Henry Scrope, 7th Baron Scrope of Bolton, KB, (c. 1480-1533) was son and heir of Henry Scrope, 6th Baron Scrope of Bolton.

==Early life and marriage==
His father died at some point in 1506; in November that year, Henry Scrope received livery of his inheritance on 15 November that year. Henry VIII was crowned King of England on 23 June 1509, and at which occasion Henry Scrope was made a Knight Banneret.

==Career==
He was present at the Battle of Flodden in 1513, and was subsequently summoned to parliament between 1514 and 29. He continued to serve on the border in the early 1520s, being at Newcastle in the company of the earl of Surrey in 1523. He attended to various aspects of royal administration in Yorkshire, including a commission of the peace in 1512, assessing the taxable population ahead of the 1527 subsidy, and was in attendance on the Scottish Queen, Margaret Tudor. He supported King Henry's attempt to divorce Katherine of Aragon, being a signatory to a 13 July 1530 letter from the Lords Spiritual and Temporal to Pope Clement VII, pleading the king's case. In the early 1530s, Scrope was under pressure from King Henry to sell his 'Pisho' estate in Hertfordshire to the king, who desired to augment his royal Hunsdon lordship. This manor had been held by the Scrope family since 1393, and Henry Scrope wanted to swap it for other lands rather than sell it for cash, and it seems likely that he bribed Cromwell to reach this end, though Cromwell did not accept the bribe. Scrope had died, however, before negotiations were complete.

==Marriages==
Henry Scrope appears to have married, at the age of fourteen, his cousin Alice Scrope (who was aged approximately 12). She was, suo jure, Baroness Scrope of Masham, her father being Thomas Scrope, 6th Baron Scrope of Masham and her mother, Elizabeth, who was a daughter of John Neville, 1st Marquess of Montagu. Alice was dead by 1510, and at some point, Henry Scrope married a second time. This was to another member of the Yorkshire nobility, Mabel, daughter of Thomas, Lord Dacre of Gisland, by his wife Elizabeth Greystoke, herself Baroness Greystoke in own right.

==Death==
He died, between October and December 1533, and was buried alongside his ancestors, in Wensley, North Yorkshire. His second wife outlived him. He had had no children by his first marriage, but had three sons by Mabel, the eldest of whom, John, succeeded him to the barony, and who the year after his father died, concluded the Pisho estate negotiations, being 'eventually forced to settle for money rather than land' from the crown.
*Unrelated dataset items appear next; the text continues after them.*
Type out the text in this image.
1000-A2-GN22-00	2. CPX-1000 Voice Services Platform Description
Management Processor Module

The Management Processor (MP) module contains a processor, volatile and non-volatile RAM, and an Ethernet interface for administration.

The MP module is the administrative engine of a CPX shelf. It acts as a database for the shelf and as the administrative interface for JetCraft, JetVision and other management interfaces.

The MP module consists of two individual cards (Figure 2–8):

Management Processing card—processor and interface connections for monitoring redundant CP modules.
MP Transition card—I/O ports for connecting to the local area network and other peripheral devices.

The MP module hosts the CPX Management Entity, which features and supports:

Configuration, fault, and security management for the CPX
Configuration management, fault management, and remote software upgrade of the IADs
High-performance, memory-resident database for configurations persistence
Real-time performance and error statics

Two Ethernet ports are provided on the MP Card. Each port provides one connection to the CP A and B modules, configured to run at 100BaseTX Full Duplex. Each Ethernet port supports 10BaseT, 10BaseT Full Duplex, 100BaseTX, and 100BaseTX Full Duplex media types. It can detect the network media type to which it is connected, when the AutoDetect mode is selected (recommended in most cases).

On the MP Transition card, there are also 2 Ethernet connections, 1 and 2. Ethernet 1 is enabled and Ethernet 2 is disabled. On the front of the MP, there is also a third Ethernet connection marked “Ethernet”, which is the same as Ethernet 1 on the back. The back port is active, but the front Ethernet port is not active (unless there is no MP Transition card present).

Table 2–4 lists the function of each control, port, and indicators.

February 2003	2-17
Letters between his father-in-law Thomas, Lord Dacre of Gisland and Lady Maud Parr for the marriage of his son (and heir), Henry le Scrope, to her daughter, Katherine Parr survive. The marriage never happened as Scrope wasn’t sold on it, but she would go on to become Queen Consort to King Henry VIII. The younger Henry would die young, never fulfilling his father’s titles.